Это был суд не по литовским или польским законам, это был домашний суд, как бы суд родичей. Свои судили своего. Они сидели в большом зале имения Миляновичи, горели четырехсвечники жарко, слепяще, ставни были закрыты, в духоте глухо падали слова обвинения, а потом наступило молчание. Здесь были все, кто остался: Кирилл Зубцовский, брат убитого Ивана Келемета — Михаил Келемет, Постник-Глинский, брат Постника-Туровицкого, убийцы Петра Вороновецкого, Петр Сербулат. Многих не стало, но Курбский сейчас вызвал их всех в памяти. Там, в осиннике, по пояс в болотном тумане, стояли они и смотрели ему в лицо. Светало, в городе за поймой пропели петухи. Вот они — молчаливый Беспалый — Мошинский, такой же верный тогда, как и сейчас, Иван Келемет, большеголовый, сутулый, Гаврила Кайсаров, с отрочества памятный, — прислушивается к шуму городскому недальнему, сидит неудобно на пеньке, а рядом испуганно моргает белыми ресницами Иосиф Тороканов — он и тогда казался ненадежным, так же как и бежавший вор урядник Меркурий Невклюдов… Но все равно — они ушли за ним, к нему, столько лет служили… Петр, Петр! Он видел лицо Петра и там, в шатре под Вольмаром, — молодое, просящее, искреннее, и здесь, в полусвете фонаря, — бело-желтое, с мертвыми впадинами на висках, ссохшимися губами. Его положили на плаще в углу погоста за церковью, скрежетали-торопились лопаты: Мошинский и сам Иосиф Тороканов копали могилу. Воровски убили, воровски зарыли… Свои — своих… Зачем?
— Зачем ты обворовал меня, Иосиф? — спросил он тяжело, устало. — Разве не помогал я тебе столько лет? Разве притеснял?

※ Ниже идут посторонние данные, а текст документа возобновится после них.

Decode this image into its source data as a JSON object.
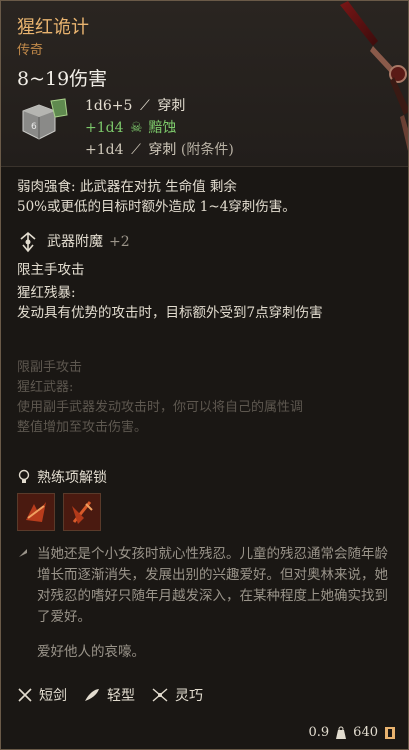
{
  "item": {
    "name": "猩红诡计",
    "rarity": "传奇",
    "damage_range": "8~19伤害",
    "damage_lines": [
      {
        "dice": "1d6+5",
        "type": "穿刺"
      },
      {
        "dice": "+1d4",
        "type": "黯蚀"
      },
      {
        "dice": "+1d4",
        "type": "穿刺",
        "note": "(附条件)"
      }
    ]
  },
  "description": {
    "line1": "弱肉强食: 此武器在对抗 生命值 剩余",
    "line2": "50%或更低的目标时额外造成 1~4穿刺伤害。"
  },
  "enchant": {
    "label": "武器附魔",
    "value": "+2"
  },
  "mainhand": "限主手攻击",
  "ability": {
    "name": "猩红残暴:",
    "text": "发动具有优势的攻击时，目标额外受到7点穿刺伤害"
  },
  "offhand": {
    "restriction": "限副手攻击",
    "name": "猩红武器:",
    "text1": "使用副手武器发动攻击时，你可以将自己的属性调",
    "text2": "整值增加至攻击伤害。"
  },
  "proficiency": {
    "label": "熟练项解锁"
  },
  "lore": {
    "text": "当她还是个小女孩时就心性残忍。儿童的残忍通常会随年龄增长而逐渐消失，发展出别的兴趣爱好。但对奥林来说，她对残忍的嗜好只随年月越发深入，在某种程度上她确实找到了爱好。",
    "quote": "爱好他人的哀嚎。"
  },
  "tags": [
    "短剑",
    "轻型",
    "灵巧"
  ],
  "footer": {
    "weight": "0.9",
    "value": "640"
  },
  "colors": {
    "title": "#e8b36f",
    "rarity": "#c28a4a",
    "necrotic": "#7cc86a",
    "faded": "#5d574f"
  }
}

Иосиф хлопал белыми ресницами, кривил слабый рот; он стоял потупясь, скособочив долговязую спину, и все глядели ему в лицо с гадливостью, которая убивала хуже ненависти.
— Можно я скажу, князь? — Кирилл Зубцовский, погрузневший, поседевший, но еще статный, могучий, встал со скамьи. — Вор он и перебежчик. А таким по законам и нашим и здешним — смерть.
Видно было, как мертвенно желтеет Тороканов, как ниже клонится его рыжая голова.
«Перебежчик»! Курбский тоже опустил взгляд, насупился. «Перебежчику — смерть!» Он поднял голову и посмотрел Зубцовскому в глаза.
— Своей княжеской волей я изгоняю Иосифа Пятого Тороканова из своей волости в течение суток и лишаю всего имущества. Для нас он пусть будет вне закона, если останется здесь!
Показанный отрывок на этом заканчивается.